Friday, July 31, 2009 / 11:32 AM

i wonder if it's okay to make foolish decision like this at times.
haha.. i skipped lesson because of some lame thing.
oh well, i am kinda disappointed with myself though.

we were taught to expect more, because it gives us hope.
we were taught to wait upon, when hope is still way far out.
i think, to be able to wait upon patiently when hope seems far is a virtue; it's surely something that i lack, now.

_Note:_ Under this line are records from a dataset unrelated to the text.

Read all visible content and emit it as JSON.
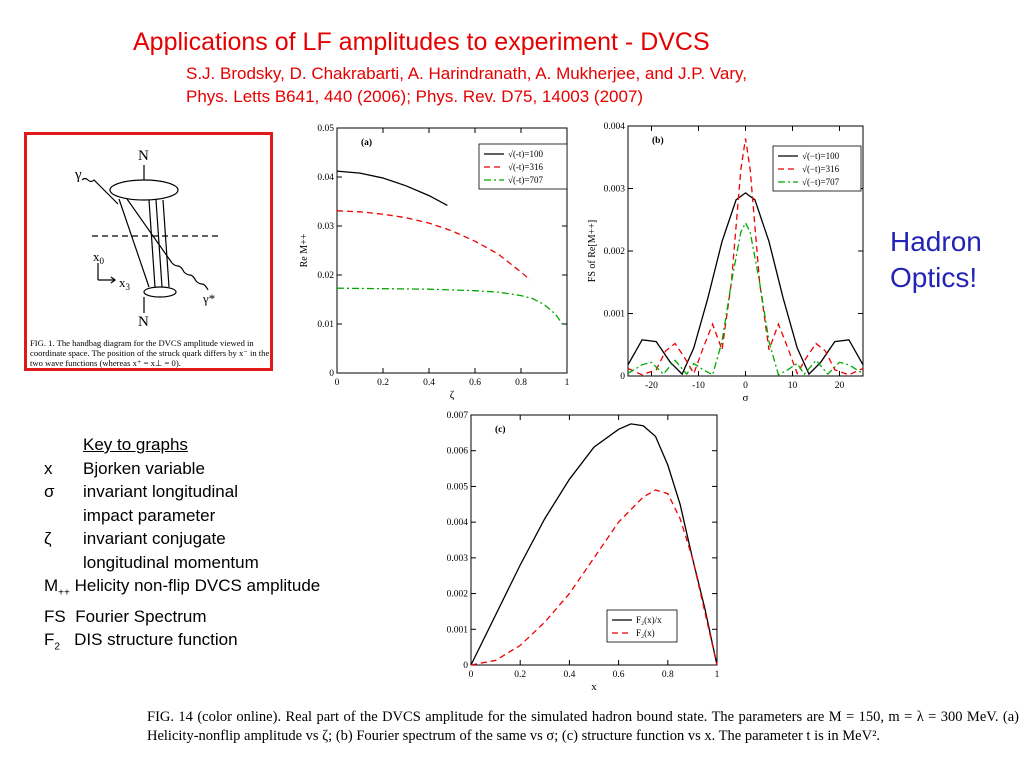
{
  "title": "Applications of LF amplitudes to experiment - DVCS",
  "authors_line1": "S.J. Brodsky, D. Chakrabarti, A. Harindranath, A. Mukherjee, and J.P. Vary,",
  "authors_line2": "Phys. Letts B641, 440 (2006); Phys. Rev. D75, 14003 (2007)",
  "hadron_optics": [
    "Hadron",
    "Optics!"
  ],
  "colors": {
    "title": "#e60000",
    "hadron_optics": "#2323b5",
    "fig1_border": "#e01919",
    "series_black": "#000000",
    "series_red": "#ee0000",
    "series_green": "#00aa00"
  },
  "fig1": {
    "labels": {
      "N_top": "N",
      "N_bottom": "N",
      "gamma": "γ",
      "gamma_star": "γ*",
      "x0": "x",
      "x0_sub": "0",
      "x3": "x",
      "x3_sub": "3"
    },
    "caption": "FIG. 1.   The handbag diagram for the DVCS amplitude viewed in coordinate space. The position of the struck quark differs by x⁻ in the two wave functions (whereas x⁺ = x⊥ = 0)."
  },
  "key": {
    "title": "Key to graphs",
    "rows": [
      {
        "symbol": "x",
        "text": "Bjorken variable"
      },
      {
        "symbol": "σ",
        "text": "invariant longitudinal"
      },
      {
        "symbol": "",
        "text": "impact parameter"
      },
      {
        "symbol": "ζ",
        "text": "invariant conjugate"
      },
      {
        "symbol": "",
        "text": "longitudinal momentum"
      },
      {
        "symbol": "M",
        "sub": "++",
        "text": "Helicity non-flip DVCS amplitude"
      },
      {
        "symbol": "FS",
        "text": "Fourier Spectrum"
      },
      {
        "symbol": "F",
        "sub": "2",
        "text": "DIS structure function"
      }
    ]
  },
  "chart_data": [
    {
      "panel": "(a)",
      "type": "line",
      "xlabel": "ζ",
      "ylabel": "Re M++",
      "xlim": [
        0,
        1
      ],
      "ylim": [
        0,
        0.05
      ],
      "xticks": [
        "0",
        "0.2",
        "0.4",
        "0.6",
        "0.8",
        "1"
      ],
      "yticks": [
        "0",
        "0.01",
        "0.02",
        "0.03",
        "0.04",
        "0.05"
      ],
      "legend_position": "top-right",
      "series": [
        {
          "name": "√(-t)=100",
          "color": "#000000",
          "dash": "solid",
          "x": [
            0,
            0.1,
            0.2,
            0.3,
            0.4,
            0.48
          ],
          "y": [
            0.0412,
            0.0408,
            0.0398,
            0.0382,
            0.0362,
            0.0342
          ]
        },
        {
          "name": "√(-t)=316",
          "color": "#ee0000",
          "dash": "dashed",
          "x": [
            0,
            0.1,
            0.2,
            0.3,
            0.4,
            0.5,
            0.6,
            0.7,
            0.8,
            0.84
          ],
          "y": [
            0.0331,
            0.0329,
            0.0324,
            0.0317,
            0.0306,
            0.029,
            0.0269,
            0.0243,
            0.0206,
            0.019
          ]
        },
        {
          "name": "√(-t)=707",
          "color": "#00aa00",
          "dash": "dashdot",
          "x": [
            0,
            0.2,
            0.4,
            0.6,
            0.7,
            0.8,
            0.85,
            0.9,
            0.95,
            0.98
          ],
          "y": [
            0.0173,
            0.0172,
            0.0171,
            0.0168,
            0.0165,
            0.0158,
            0.0152,
            0.014,
            0.012,
            0.01
          ]
        }
      ]
    },
    {
      "panel": "(b)",
      "type": "line",
      "xlabel": "σ",
      "ylabel": "FS of Re[M++]",
      "xlim": [
        -25,
        25
      ],
      "ylim": [
        0,
        0.004
      ],
      "xticks": [
        "-20",
        "-10",
        "0",
        "10",
        "20"
      ],
      "yticks": [
        "0",
        "0.001",
        "0.002",
        "0.003",
        "0.004"
      ],
      "legend_position": "top-right",
      "series": [
        {
          "name": "√(−t)=100",
          "color": "#000000",
          "dash": "solid",
          "x": [
            -25,
            -22,
            -19,
            -16,
            -13.5,
            -11,
            -8,
            -5,
            -2,
            0,
            2,
            5,
            8,
            11,
            13.5,
            16,
            19,
            22,
            25
          ],
          "y": [
            0.00018,
            0.00058,
            0.00055,
            0.00022,
            3e-05,
            0.00045,
            0.00125,
            0.00215,
            0.00282,
            0.00293,
            0.00282,
            0.00215,
            0.00125,
            0.00045,
            3e-05,
            0.00022,
            0.00055,
            0.00058,
            0.00018
          ]
        },
        {
          "name": "√(−t)=316",
          "color": "#ee0000",
          "dash": "dashed",
          "x": [
            -25,
            -22,
            -19,
            -17,
            -15,
            -13,
            -11,
            -9,
            -7,
            -5,
            -3,
            -1,
            0,
            1,
            3,
            5,
            7,
            9,
            11,
            13,
            15,
            17,
            19,
            22,
            25
          ],
          "y": [
            0.00012,
            2e-05,
            0.0001,
            0.0004,
            0.00052,
            0.0003,
            4e-05,
            0.00045,
            0.00083,
            0.00042,
            0.0015,
            0.0033,
            0.0038,
            0.0033,
            0.0015,
            0.00042,
            0.00083,
            0.00045,
            4e-05,
            0.0003,
            0.00052,
            0.0004,
            0.0001,
            2e-05,
            0.00012
          ]
        },
        {
          "name": "√(−t)=707",
          "color": "#00aa00",
          "dash": "dashdot",
          "x": [
            -25,
            -22,
            -20,
            -17.5,
            -15,
            -12.5,
            -11,
            -9,
            -7,
            -5,
            -3,
            -1,
            0,
            1,
            3,
            5,
            7,
            9,
            11,
            12.5,
            15,
            17.5,
            20,
            22,
            25
          ],
          "y": [
            4e-05,
            0.00018,
            0.00022,
            3e-05,
            0.00025,
            3e-05,
            0.0002,
            0.0001,
            2e-05,
            0.00055,
            0.0015,
            0.0023,
            0.00245,
            0.0023,
            0.0015,
            0.00055,
            2e-05,
            0.0001,
            0.0002,
            3e-05,
            0.00025,
            3e-05,
            0.00022,
            0.00018,
            4e-05
          ]
        }
      ]
    },
    {
      "panel": "(c)",
      "type": "line",
      "xlabel": "x",
      "ylabel": "",
      "xlim": [
        0,
        1
      ],
      "ylim": [
        0,
        0.007
      ],
      "xticks": [
        "0",
        "0.2",
        "0.4",
        "0.6",
        "0.8",
        "1"
      ],
      "yticks": [
        "0",
        "0.001",
        "0.002",
        "0.003",
        "0.004",
        "0.005",
        "0.006",
        "0.007"
      ],
      "legend_position": "bottom-right",
      "series": [
        {
          "name": "F₂(x)/x",
          "color": "#000000",
          "dash": "solid",
          "x": [
            0,
            0.05,
            0.1,
            0.2,
            0.3,
            0.4,
            0.5,
            0.6,
            0.65,
            0.7,
            0.75,
            0.8,
            0.85,
            0.9,
            0.95,
            1.0
          ],
          "y": [
            0,
            0.0007,
            0.0014,
            0.0028,
            0.0041,
            0.0052,
            0.0061,
            0.0066,
            0.00675,
            0.0067,
            0.0064,
            0.0056,
            0.0045,
            0.003,
            0.0016,
            0
          ]
        },
        {
          "name": "F₂(x)",
          "color": "#ee0000",
          "dash": "dashed",
          "x": [
            0,
            0.1,
            0.2,
            0.3,
            0.4,
            0.5,
            0.6,
            0.7,
            0.75,
            0.8,
            0.85,
            0.9,
            0.95,
            1.0
          ],
          "y": [
            0,
            0.00013,
            0.00055,
            0.0012,
            0.002,
            0.003,
            0.004,
            0.0047,
            0.0049,
            0.0048,
            0.0041,
            0.003,
            0.0015,
            0
          ]
        }
      ]
    }
  ],
  "bottom_caption": "FIG. 14 (color online).   Real part of the DVCS amplitude for the simulated hadron bound state. The parameters are M = 150, m = λ = 300 MeV. (a) Helicity-nonflip amplitude vs ζ; (b) Fourier spectrum of the same vs σ; (c) structure function vs x. The parameter t is in MeV²."
}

sometimes i would rather not expect, rather not have hope.
or sometimes, i would rather not taste the good too.
that's because i fear disappointments and usually disappointments come when i expect or pin hope.
that's also because, i will get greedy when i have tasted the good, i wouldn't know what's bad when i have no idea what's good.
the worse kind of fall usually comes when you are at your peak.
i always tend to forget and happily climb my way up to the peak; before i know anything, i fell once again.
and this is the time when i recalled that i actually told myself to know where i should stand, not to get away with it; to trust, to believe or to be too happy with anything.
did i just thought that things are getting better? little did i expect disappointments come knocking at my door this fast.


but to think about it, if there's no expectations or hopes in life, there wouldn't be any purpose of living anymore.
so tell me, should i still expect or pin hope on things that drained me while waiting or should i give up and stop draining myself?
which is better, to expect and to be tired or not to expect and to be less tired?
though choice.
but yuppp, on the positive note.. never give up in hope is surely one way to keep going in life (:

if you were to ask me what exactly i am so afraid to expect and pin hope on...
i would say.. people.
hah, myself and the people around me.
come on, let me be very honest here...
myself and the people around me are the greatest source of my disappointments.
human beings (including myself) have their ways to knock me down eh?
oh well, the match hasn't end yet.. it's still early to determine the winner.
but hey, i should know my limit.. before my heart turns cold.